Page 106 of The Leaving Kind
He’d do his yoga, clear his head, and then call.
One step at a time.
Victor winced at the series of pops along his spine as he pushed his hips up and back into downward facing dog. There had been a time when he’d imagined his vertebrae exploding into dust and his body collapsing into a loose heap. He might have been high. Had most probably been high, and not pleasantly so. Why he’d been doing yoga instead of digging a hole in a beanbag chair so he could spend seven hours in contemplation of the webbing between his fingers and wonder whether he was descended from mermen was a mystery for the ages.
After counting off thirty seconds, Victor lowered to his hands and knees. The pressure that had been building in his skull eased, the pounding against his temples fading to a dull throb. Dear Lord, his head.
Dexter hopped up from the corner of the mat, where he’d been systematically poking holes in the rubber, and wound through Victor’s arms. Victor pressed a kiss between the cat’s silky ears and choked back a sob.
Maybe it was too early for yoga and repentance. He wanted more wine. More oblivion. More impenetrable darkness and the suffocating but somehow comforting weight of the entire world on his chest.
He wanted not to be moving.
He also wanted not to have Tez discover him clinging to the couch in his underwear.
Cam did not strike him as a man who issued idle threats.
His throat tightened, and the sharpness that appeared only when one was quite sad cut deep.
Your own damn fault.
Victor pushed his sore body up into another downward facing dog and counted silently to thirty. His head filled with regret and pain and his temples pounded fit to burst. His back screamed. His throat posted a sign reading “None Shall Pass.” At thirty, he dropped to his knees, then his elbows, and then his side, and lay on the rubber mat, sunlight streaming cheerily through the studio windows, and listened to the sound of Dexter chewing the fur between his toes.
He curled his knees up and wrapped one arm around them, folded the other arm under his head and closed his eyes. Time drifted for a while, and the sunlight shaded into a comfortable orange, darker at the edges and traced through with spidery lines of dark brown. The warmth of the light felt like a blanket. Dexter’s licking and chewing faded away. Victor clung to the edge of consciousness for a while before giving in to the drift, the slope, and the downward rush of sleep.

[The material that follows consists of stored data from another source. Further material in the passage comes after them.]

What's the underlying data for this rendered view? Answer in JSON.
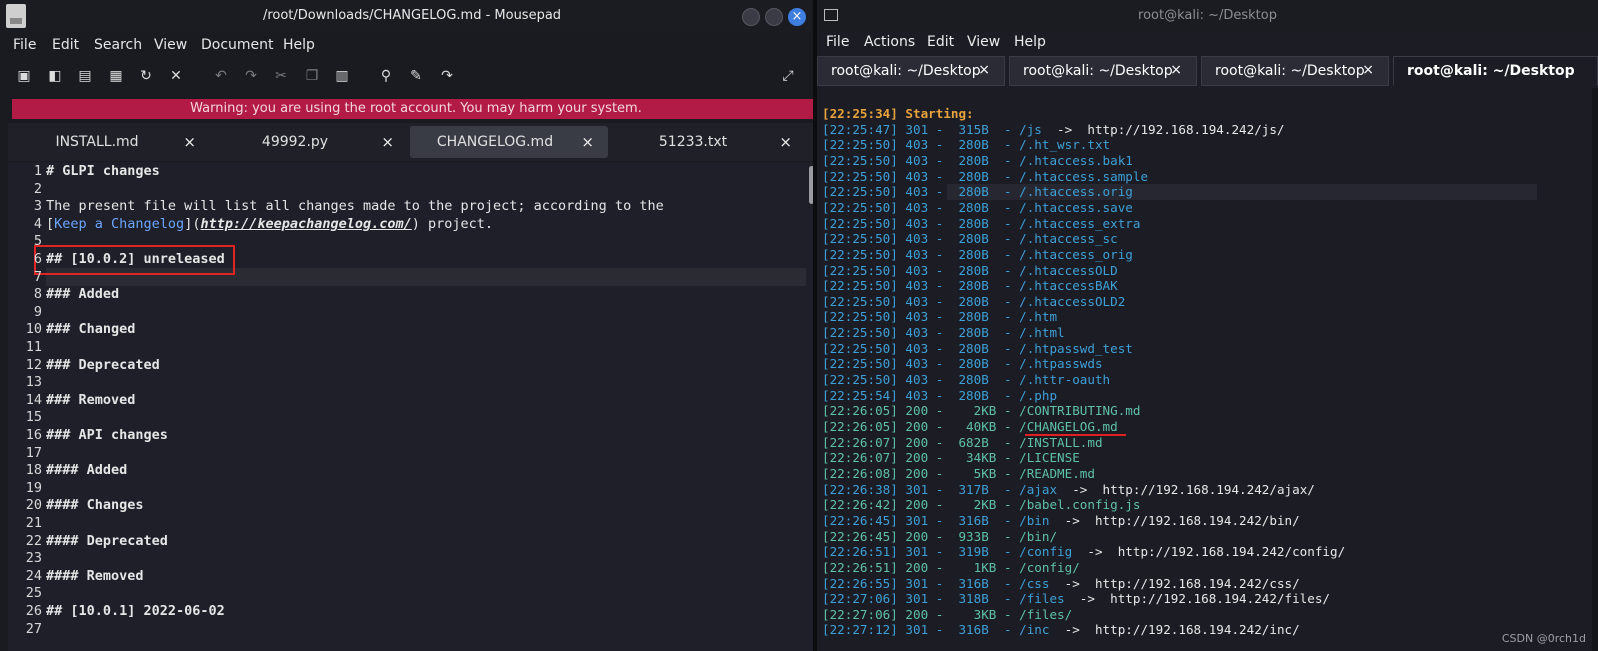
{
  "mousepad": {
    "title": "/root/Downloads/CHANGELOG.md - Mousepad",
    "menu": [
      "File",
      "Edit",
      "Search",
      "View",
      "Document",
      "Help"
    ],
    "warning": "Warning: you are using the root account. You may harm your system.",
    "tabs": [
      {
        "label": "INSTALL.md",
        "active": false
      },
      {
        "label": "49992.py",
        "active": false
      },
      {
        "label": "CHANGELOG.md",
        "active": true
      },
      {
        "label": "51233.txt",
        "active": false
      }
    ],
    "tab_close": "×",
    "lines": [
      {
        "n": "1",
        "text": "# GLPI changes",
        "style": "hd"
      },
      {
        "n": "2",
        "text": "",
        "style": ""
      },
      {
        "n": "3",
        "text": "The present file will list all changes made to the project; according to the",
        "style": ""
      },
      {
        "n": "4",
        "parts": {
          "open": "[",
          "link": "Keep a Changelog",
          "mid": "](",
          "url": "http://keepachangelog.com/",
          "close": ") project."
        }
      },
      {
        "n": "5",
        "text": "",
        "style": ""
      },
      {
        "n": "6",
        "text": "## [10.0.2] unreleased",
        "style": "hd"
      },
      {
        "n": "7",
        "text": "",
        "style": ""
      },
      {
        "n": "8",
        "text": "### Added",
        "style": "hd"
      },
      {
        "n": "9",
        "text": "",
        "style": ""
      },
      {
        "n": "10",
        "text": "### Changed",
        "style": "hd"
      },
      {
        "n": "11",
        "text": "",
        "style": ""
      },
      {
        "n": "12",
        "text": "### Deprecated",
        "style": "hd"
      },
      {
        "n": "13",
        "text": "",
        "style": ""
      },
      {
        "n": "14",
        "text": "### Removed",
        "style": "hd"
      },
      {
        "n": "15",
        "text": "",
        "style": ""
      },
      {
        "n": "16",
        "text": "### API changes",
        "style": "hd"
      },
      {
        "n": "17",
        "text": "",
        "style": ""
      },
      {
        "n": "18",
        "text": "#### Added",
        "style": "hd"
      },
      {
        "n": "19",
        "text": "",
        "style": ""
      },
      {
        "n": "20",
        "text": "#### Changes",
        "style": "hd"
      },
      {
        "n": "21",
        "text": "",
        "style": ""
      },
      {
        "n": "22",
        "text": "#### Deprecated",
        "style": "hd"
      },
      {
        "n": "23",
        "text": "",
        "style": ""
      },
      {
        "n": "24",
        "text": "#### Removed",
        "style": "hd"
      },
      {
        "n": "25",
        "text": "",
        "style": ""
      },
      {
        "n": "26",
        "text": "## [10.0.1] 2022-06-02",
        "style": "hd"
      },
      {
        "n": "27",
        "text": "",
        "style": ""
      }
    ]
  },
  "terminal": {
    "title": "root@kali: ~/Desktop",
    "menu": [
      "File",
      "Actions",
      "Edit",
      "View",
      "Help"
    ],
    "tabs": [
      {
        "label": "root@kali: ~/Desktop",
        "active": false
      },
      {
        "label": "root@kali: ~/Desktop",
        "active": false
      },
      {
        "label": "root@kali: ~/Desktop",
        "active": false
      },
      {
        "label": "root@kali: ~/Desktop",
        "active": true
      }
    ],
    "tab_close": "×",
    "lines": [
      {
        "text": "[22:25:34] Starting:",
        "kind": "start"
      },
      {
        "text": "[22:25:47] 301 -  315B  - /js  ",
        "arrow": "->",
        "dest": "  http://192.168.194.242/js/",
        "kind": "b"
      },
      {
        "text": "[22:25:50] 403 -  280B  - /.ht_wsr.txt",
        "kind": "b"
      },
      {
        "text": "[22:25:50] 403 -  280B  - /.htaccess.bak1",
        "kind": "b"
      },
      {
        "text": "[22:25:50] 403 -  280B  - /.htaccess.sample",
        "kind": "b"
      },
      {
        "text": "[22:25:50] 403 -  280B  - /.htaccess.orig",
        "kind": "b"
      },
      {
        "text": "[22:25:50] 403 -  280B  - /.htaccess.save",
        "kind": "b"
      },
      {
        "text": "[22:25:50] 403 -  280B  - /.htaccess_extra",
        "kind": "b"
      },
      {
        "text": "[22:25:50] 403 -  280B  - /.htaccess_sc",
        "kind": "b"
      },
      {
        "text": "[22:25:50] 403 -  280B  - /.htaccess_orig",
        "kind": "b"
      },
      {
        "text": "[22:25:50] 403 -  280B  - /.htaccessOLD",
        "kind": "b"
      },
      {
        "text": "[22:25:50] 403 -  280B  - /.htaccessBAK",
        "kind": "b"
      },
      {
        "text": "[22:25:50] 403 -  280B  - /.htaccessOLD2",
        "kind": "b"
      },
      {
        "text": "[22:25:50] 403 -  280B  - /.htm",
        "kind": "b"
      },
      {
        "text": "[22:25:50] 403 -  280B  - /.html",
        "kind": "b"
      },
      {
        "text": "[22:25:50] 403 -  280B  - /.htpasswd_test",
        "kind": "b"
      },
      {
        "text": "[22:25:50] 403 -  280B  - /.htpasswds",
        "kind": "b"
      },
      {
        "text": "[22:25:50] 403 -  280B  - /.httr-oauth",
        "kind": "b"
      },
      {
        "text": "[22:25:54] 403 -  280B  - /.php",
        "kind": "b"
      },
      {
        "text": "[22:26:05] 200 -    2KB - /CONTRIBUTING.md",
        "kind": "g"
      },
      {
        "text": "[22:26:05] 200 -   40KB - /CHANGELOG.md",
        "kind": "g"
      },
      {
        "text": "[22:26:07] 200 -  682B  - /INSTALL.md",
        "kind": "g"
      },
      {
        "text": "[22:26:07] 200 -   34KB - /LICENSE",
        "kind": "g"
      },
      {
        "text": "[22:26:08] 200 -    5KB - /README.md",
        "kind": "g"
      },
      {
        "text": "[22:26:38] 301 -  317B  - /ajax  ",
        "arrow": "->",
        "dest": "  http://192.168.194.242/ajax/",
        "kind": "b"
      },
      {
        "text": "[22:26:42] 200 -    2KB - /babel.config.js",
        "kind": "g"
      },
      {
        "text": "[22:26:45] 301 -  316B  - /bin  ",
        "arrow": "->",
        "dest": "  http://192.168.194.242/bin/",
        "kind": "b"
      },
      {
        "text": "[22:26:45] 200 -  933B  - /bin/",
        "kind": "g"
      },
      {
        "text": "[22:26:51] 301 -  319B  - /config  ",
        "arrow": "->",
        "dest": "  http://192.168.194.242/config/",
        "kind": "b"
      },
      {
        "text": "[22:26:51] 200 -    1KB - /config/",
        "kind": "g"
      },
      {
        "text": "[22:26:55] 301 -  316B  - /css  ",
        "arrow": "->",
        "dest": "  http://192.168.194.242/css/",
        "kind": "b"
      },
      {
        "text": "[22:27:06] 301 -  318B  - /files  ",
        "arrow": "->",
        "dest": "  http://192.168.194.242/files/",
        "kind": "b"
      },
      {
        "text": "[22:27:06] 200 -    3KB - /files/",
        "kind": "g"
      },
      {
        "text": "[22:27:12] 301 -  316B  - /inc  ",
        "arrow": "->",
        "dest": "  http://192.168.194.242/inc/",
        "kind": "b"
      }
    ],
    "watermark": "CSDN @0rch1d"
  }
}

When he awoke, no time seemed to have passed. The sun still warmed him. Dexter hadn’t moved. The arm tucked beneath him had not turned numb. Victor blinked and smacked his lips.
A soft vibration drew his attention to the floor. His phone had woken him. Someone was texting him. Uncurling his arm, Victor reached for the phone and pulled it into view. He registered no surprise whatsoever in seeing Cam’s name at the top of the screen.
The text read: Have you been outside today? Followed by: Not answering this text will result in a call to you know who.
Sighing, Victor put the phone aside.
Let him call her. Let her come. Why did any of it matter? If Tez stopped by today, she’d find him already showered and dressed. He was doing yoga for the love of all things breakable. And it would take her at least forty minutes to get up here from Stroudsburg, giving him plenty of time to relax his fetal curl and push into an inspiring pose.
Minutes rolled by in an easy quiet, the house creaking companionably around him, the smell of old wood, dust, and paint comfortable and familiar. Outside, a bird squawked and another answered. The icemaker rattled from the kitchen.
The cat door thwacked open, and Sinister chirped his way into the studio, spied a ghost in the corner of the family room, and took off at a run.
Dexter resumed chewing his paws.
Victor drifted in one of his favorite places: the in-between. Where he felt neither happy nor sad. Nothing poked or prodded or begged. He just was.
Of course, it couldn’t last. His phone vibrated again. Victor snatched it up, opened the text without reading it, and swiped his thumbs across the stupidly small keyboard. I sent you away for fuck’s sake. My health and well-being are no longer your concern.
He tossed the phone aside and sat up. Waited for his blood to equalize and pushed to his feet. Maybe he’d beat everyone at their own game, including himself, and go outside after all. Cam’s team had finished building the steps and had already packed them with dirt. The gravel for the top lay piled in the driveway, in front of the garage. Victor would fill a barrow and wheel it to the path. Spread it. Rinse, repeat. He’d finish the damn project and make the path entirely his.
He would not think of the beautiful man who’d taken his vision and run with it. The plants they’d chosen together. The extra steps. The afternoon they’d sat at the top to admire the completed framework. How rough Cam’s lips had been after a day out in the sun with not enough water. The calluses on his fingertips.
His phone rang. Victor snatched it up. “What?”
“Hello to you too.”
“Oh, Tez, sorry. I thought you were Cam.”
“Ah.” Then, “Do I need to come up there?”
“Has he already called you? Jesus. It was, what, ten minutes?”